- Kevin Hart and Ice Cube in Ride Along
“The death of Hollywood is Mel Brooks and special effects,” Joseph L. Mankiewicz once said. “If Mel Brooks had come up in my day he wouldn’t have qualified to be a busboy.” As much as Brooks makes me laugh, I understand why Mankiewicz singled him out as a target for bile. The writer-director of A Letter to Three Wives approached film comedy with the same literacy and formal ambition he brought to social drama (some of his early producing credits included Fritz Lang’s Fury and Frank Borzage’s Three Comrades). Even a relative trifle like People Will Talk builds to some rather thoughtful questions about how we live our lives. Blazing Saddles—a grab bag of movie parodies, sight gags, and pretty much anything else Brooks and his writers found funny—must have looked to Mankiewicz like graffiti on the remains of the studio system he once helped support.

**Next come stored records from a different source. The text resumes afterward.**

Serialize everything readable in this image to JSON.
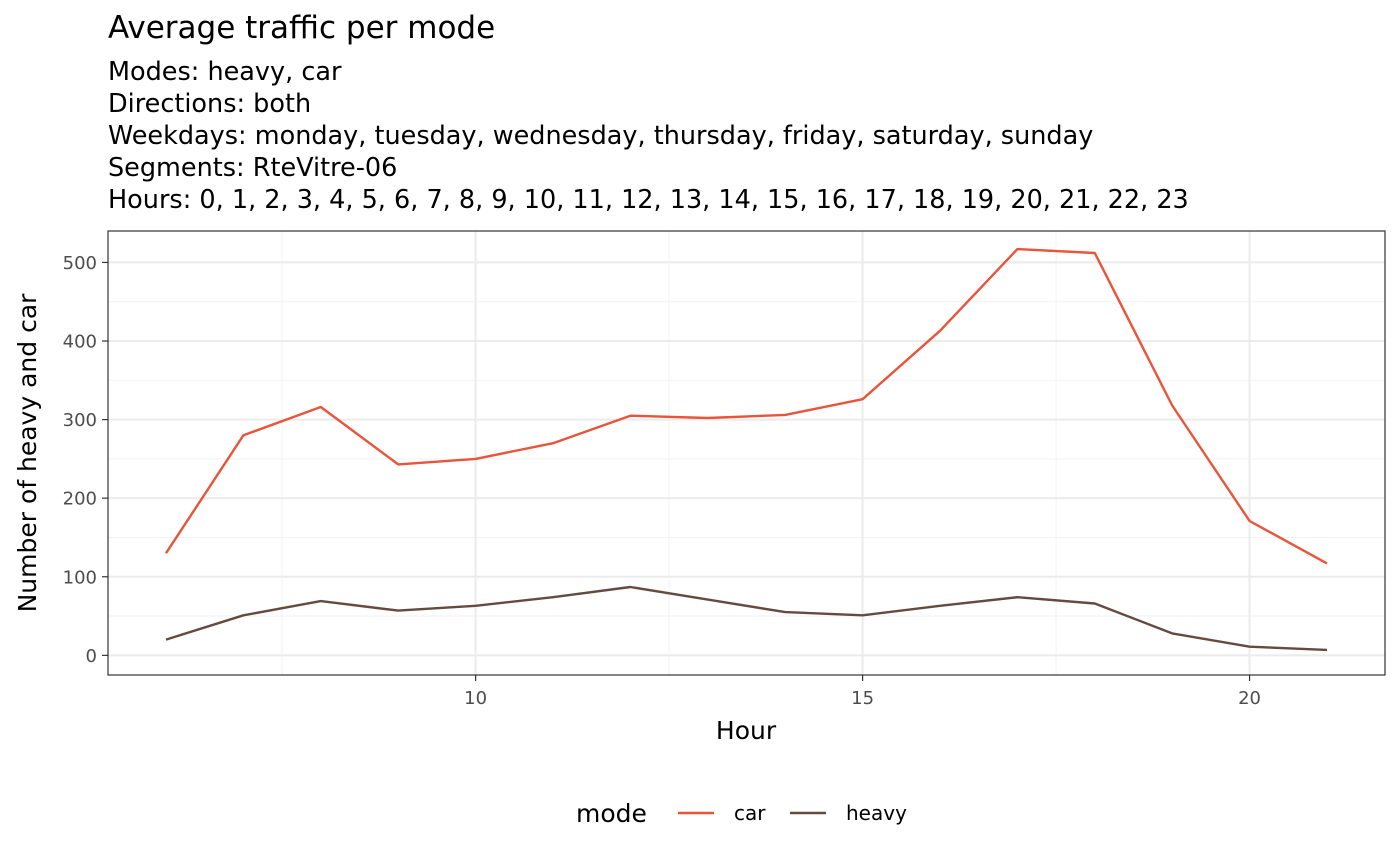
{
  "chart_data": {
    "type": "line",
    "title": "Average traffic per mode",
    "subtitle_lines": [
      "Modes: heavy, car",
      "Directions: both",
      "Weekdays: monday, tuesday, wednesday, thursday, friday, saturday, sunday",
      "Segments: RteVitre-06",
      "Hours: 0, 1, 2, 3, 4, 5, 6, 7, 8, 9, 10, 11, 12, 13, 14, 15, 16, 17, 18, 19, 20, 21, 22, 23"
    ],
    "xlabel": "Hour",
    "ylabel": "Number of heavy and car",
    "x": [
      6,
      7,
      8,
      9,
      10,
      11,
      12,
      13,
      14,
      15,
      16,
      17,
      18,
      19,
      20,
      21
    ],
    "xlim": [
      5.25,
      21.75
    ],
    "ylim": [
      -25,
      540
    ],
    "x_ticks": [
      10,
      15,
      20
    ],
    "y_ticks": [
      0,
      100,
      200,
      300,
      400,
      500
    ],
    "grid": true,
    "legend_title": "mode",
    "legend_position": "bottom",
    "series": [
      {
        "name": "car",
        "color": "#E8553A",
        "values": [
          130,
          280,
          316,
          243,
          250,
          270,
          305,
          302,
          306,
          326,
          413,
          517,
          512,
          318,
          171,
          117
        ]
      },
      {
        "name": "heavy",
        "color": "#654A40",
        "values": [
          20,
          51,
          69,
          57,
          63,
          74,
          87,
          71,
          55,
          51,
          63,
          74,
          66,
          28,
          11,
          7
        ]
      }
    ]
  }
}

When Mel Brooks staged slack re-creations of genre movie conventions, typically it was to make fun of them. Even though Ride Along seems incapable of taking anything seriously, it isn’t a spoof of 80s buddy-cop movies like 48 Hrs. or Lethal Weapon (which would be superfluous anyway, as those films are already jokey and self-aware). Rather, it uses the generic framework because it contains lots of familiar scenes for the cast to riff on. I guess that’s not so bad if you like Ice Cube and Kevin Hart and all you want to do is spend time with them—to be fair, I found them both to be pleasant screen presences. But I don’t know if I like any actors enough to watch them fire jokes into a void for 100 minutes.